We estimated the sample sizes that would be needed for a large, randomized, controlled trial to demonstrate statistically significant reductions in DVT rates (Table 56). The power analysis assumed an -error of 0.05 and a power of 80 percent, 90 percent, or 95 percent. We estimated sample sizes according to two different scenarios:

• 1

  A reduction in the incidence of DVT from 11.8 percent (the general incidence in all trauma patients, as found in our analysis) to 9 percent (the incidence that would make the most expensive method of prophylaxis, LMWH, cost-effective for a person of the average age of the trauma population: 30--35 years old, see Tables 54-55).

• 2

  A reduction in the incidence of DVT from 11.8 percent to 6 percent (a 50 percent reduction, which is a clinically significant endpoint).

According to different power estimates and reduction rates, the sample sizes range from 411 to 3,158 patients per group. For example, to reduce the incidence of DVT with LMWH from 11.8 percent to 9 percent in a statistically significant way, assuming a power of 80 percent, approximately 4,000 patients should be included (2,000 in each group). This sample size alone strongly indicates the necessity of a multicenter trial.

The Role of Vena Cava Filters

The issue of VCFs is extremely important, and further research should be definitely done in this direction. We propose two study methodologies on this topic:

• Including this question in the multicenter trial: Patients should be stratified to those who could receive other methods of prophylaxis and those who had contraindications to other methods or had lifelong risk for VT. These latter patients should be randomized to receive or not receive a VCF.

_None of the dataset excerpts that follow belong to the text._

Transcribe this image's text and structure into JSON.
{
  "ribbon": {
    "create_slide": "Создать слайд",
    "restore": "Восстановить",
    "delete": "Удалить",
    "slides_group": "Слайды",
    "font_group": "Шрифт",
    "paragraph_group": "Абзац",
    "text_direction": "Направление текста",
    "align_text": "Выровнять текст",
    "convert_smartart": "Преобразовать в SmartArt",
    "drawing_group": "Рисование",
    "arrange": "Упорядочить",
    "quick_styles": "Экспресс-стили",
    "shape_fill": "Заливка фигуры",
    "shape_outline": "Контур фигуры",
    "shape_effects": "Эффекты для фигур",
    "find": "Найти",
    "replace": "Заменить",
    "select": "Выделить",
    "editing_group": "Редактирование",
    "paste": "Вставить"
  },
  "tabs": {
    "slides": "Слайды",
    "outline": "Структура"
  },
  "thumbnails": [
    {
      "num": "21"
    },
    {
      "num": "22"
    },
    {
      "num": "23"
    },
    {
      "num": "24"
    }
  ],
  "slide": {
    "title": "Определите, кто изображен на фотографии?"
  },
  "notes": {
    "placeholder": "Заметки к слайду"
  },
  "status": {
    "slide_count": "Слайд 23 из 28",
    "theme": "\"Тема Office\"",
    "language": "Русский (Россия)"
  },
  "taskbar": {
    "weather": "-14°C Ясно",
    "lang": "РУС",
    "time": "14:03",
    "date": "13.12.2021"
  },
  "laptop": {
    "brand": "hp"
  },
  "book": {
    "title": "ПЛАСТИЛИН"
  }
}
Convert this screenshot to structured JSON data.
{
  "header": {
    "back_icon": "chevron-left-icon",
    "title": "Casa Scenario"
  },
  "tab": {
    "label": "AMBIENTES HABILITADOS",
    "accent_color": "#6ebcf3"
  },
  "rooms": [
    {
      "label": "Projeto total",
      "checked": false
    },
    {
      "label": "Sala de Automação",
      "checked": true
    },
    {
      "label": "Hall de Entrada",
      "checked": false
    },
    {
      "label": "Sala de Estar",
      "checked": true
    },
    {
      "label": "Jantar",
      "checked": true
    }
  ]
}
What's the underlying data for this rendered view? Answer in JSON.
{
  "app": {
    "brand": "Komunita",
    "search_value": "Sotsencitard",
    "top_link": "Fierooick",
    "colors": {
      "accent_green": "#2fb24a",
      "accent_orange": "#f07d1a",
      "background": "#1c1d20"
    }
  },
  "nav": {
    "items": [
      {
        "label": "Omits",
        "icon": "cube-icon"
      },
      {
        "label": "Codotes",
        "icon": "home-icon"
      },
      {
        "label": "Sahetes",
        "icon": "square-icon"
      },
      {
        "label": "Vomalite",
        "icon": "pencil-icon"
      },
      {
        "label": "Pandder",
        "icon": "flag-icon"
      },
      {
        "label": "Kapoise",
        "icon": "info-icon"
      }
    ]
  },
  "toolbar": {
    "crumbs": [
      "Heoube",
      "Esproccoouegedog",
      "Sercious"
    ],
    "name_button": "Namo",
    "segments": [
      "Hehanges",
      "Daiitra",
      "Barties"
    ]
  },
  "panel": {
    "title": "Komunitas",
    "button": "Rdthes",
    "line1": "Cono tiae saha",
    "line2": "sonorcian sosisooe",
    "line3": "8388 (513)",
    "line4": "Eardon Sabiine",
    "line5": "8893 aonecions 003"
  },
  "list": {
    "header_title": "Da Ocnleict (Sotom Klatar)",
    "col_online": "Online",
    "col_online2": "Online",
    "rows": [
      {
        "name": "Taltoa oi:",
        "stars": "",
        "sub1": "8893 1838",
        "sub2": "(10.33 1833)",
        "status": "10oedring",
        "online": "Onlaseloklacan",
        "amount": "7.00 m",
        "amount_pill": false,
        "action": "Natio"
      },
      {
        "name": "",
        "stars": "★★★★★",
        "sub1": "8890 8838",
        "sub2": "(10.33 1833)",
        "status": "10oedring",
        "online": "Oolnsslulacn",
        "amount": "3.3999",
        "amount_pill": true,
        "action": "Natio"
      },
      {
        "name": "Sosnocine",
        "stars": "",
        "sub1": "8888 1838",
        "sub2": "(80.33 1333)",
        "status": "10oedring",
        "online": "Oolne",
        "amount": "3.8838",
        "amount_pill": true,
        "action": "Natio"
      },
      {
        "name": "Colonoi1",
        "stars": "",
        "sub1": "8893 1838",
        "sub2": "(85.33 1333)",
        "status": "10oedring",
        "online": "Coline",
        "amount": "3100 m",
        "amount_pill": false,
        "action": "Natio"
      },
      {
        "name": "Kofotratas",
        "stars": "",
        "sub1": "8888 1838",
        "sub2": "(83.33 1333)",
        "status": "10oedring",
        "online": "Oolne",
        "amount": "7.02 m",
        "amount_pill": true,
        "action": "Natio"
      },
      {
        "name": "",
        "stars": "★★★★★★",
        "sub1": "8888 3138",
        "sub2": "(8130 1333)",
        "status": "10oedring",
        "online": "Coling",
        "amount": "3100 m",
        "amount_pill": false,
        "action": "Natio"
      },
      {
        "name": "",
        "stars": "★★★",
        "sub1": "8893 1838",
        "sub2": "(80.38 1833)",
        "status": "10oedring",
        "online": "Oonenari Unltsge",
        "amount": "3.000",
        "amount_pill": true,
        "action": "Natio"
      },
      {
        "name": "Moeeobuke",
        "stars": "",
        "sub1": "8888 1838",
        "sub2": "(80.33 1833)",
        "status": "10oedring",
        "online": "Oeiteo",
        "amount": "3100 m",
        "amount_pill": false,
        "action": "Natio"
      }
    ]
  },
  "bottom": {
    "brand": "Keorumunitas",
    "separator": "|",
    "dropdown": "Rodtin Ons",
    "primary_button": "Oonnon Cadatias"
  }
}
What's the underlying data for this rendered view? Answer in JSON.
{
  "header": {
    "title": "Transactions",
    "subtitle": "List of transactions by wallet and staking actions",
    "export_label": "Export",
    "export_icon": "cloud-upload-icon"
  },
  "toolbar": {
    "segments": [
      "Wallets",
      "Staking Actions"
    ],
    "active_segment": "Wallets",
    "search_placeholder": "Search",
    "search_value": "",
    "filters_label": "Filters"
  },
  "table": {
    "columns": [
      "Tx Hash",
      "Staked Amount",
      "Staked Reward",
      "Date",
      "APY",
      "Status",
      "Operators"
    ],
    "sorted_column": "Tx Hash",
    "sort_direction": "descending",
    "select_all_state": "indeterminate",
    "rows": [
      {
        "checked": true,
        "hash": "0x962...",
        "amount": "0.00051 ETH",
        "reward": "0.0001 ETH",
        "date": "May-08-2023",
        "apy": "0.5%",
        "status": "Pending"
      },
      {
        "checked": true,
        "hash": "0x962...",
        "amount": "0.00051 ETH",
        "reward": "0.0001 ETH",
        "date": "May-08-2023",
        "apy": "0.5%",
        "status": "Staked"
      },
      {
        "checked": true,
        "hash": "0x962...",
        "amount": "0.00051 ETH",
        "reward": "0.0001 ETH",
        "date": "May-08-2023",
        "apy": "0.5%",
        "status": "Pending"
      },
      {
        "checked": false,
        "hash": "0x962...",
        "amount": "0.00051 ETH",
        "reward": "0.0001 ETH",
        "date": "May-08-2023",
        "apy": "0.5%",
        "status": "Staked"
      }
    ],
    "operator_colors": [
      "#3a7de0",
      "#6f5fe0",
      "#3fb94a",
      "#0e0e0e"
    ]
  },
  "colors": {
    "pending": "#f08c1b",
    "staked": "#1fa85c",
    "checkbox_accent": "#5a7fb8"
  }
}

• Designing a different study, specifically to answer this question: In such a study, all patients who were deemed to be at high risk for DVT according to predefined criteria should be randomized to receive or not receive a VCF, regardless of other methods of prophylaxis given simultaneously.

Both studies should have a predetermined protocol for evaluating PE according to symptoms, an aggressive autopsy policy to examine for PE and its possible association with death, and careful short-term and long-term followup to detect complications related to VCF.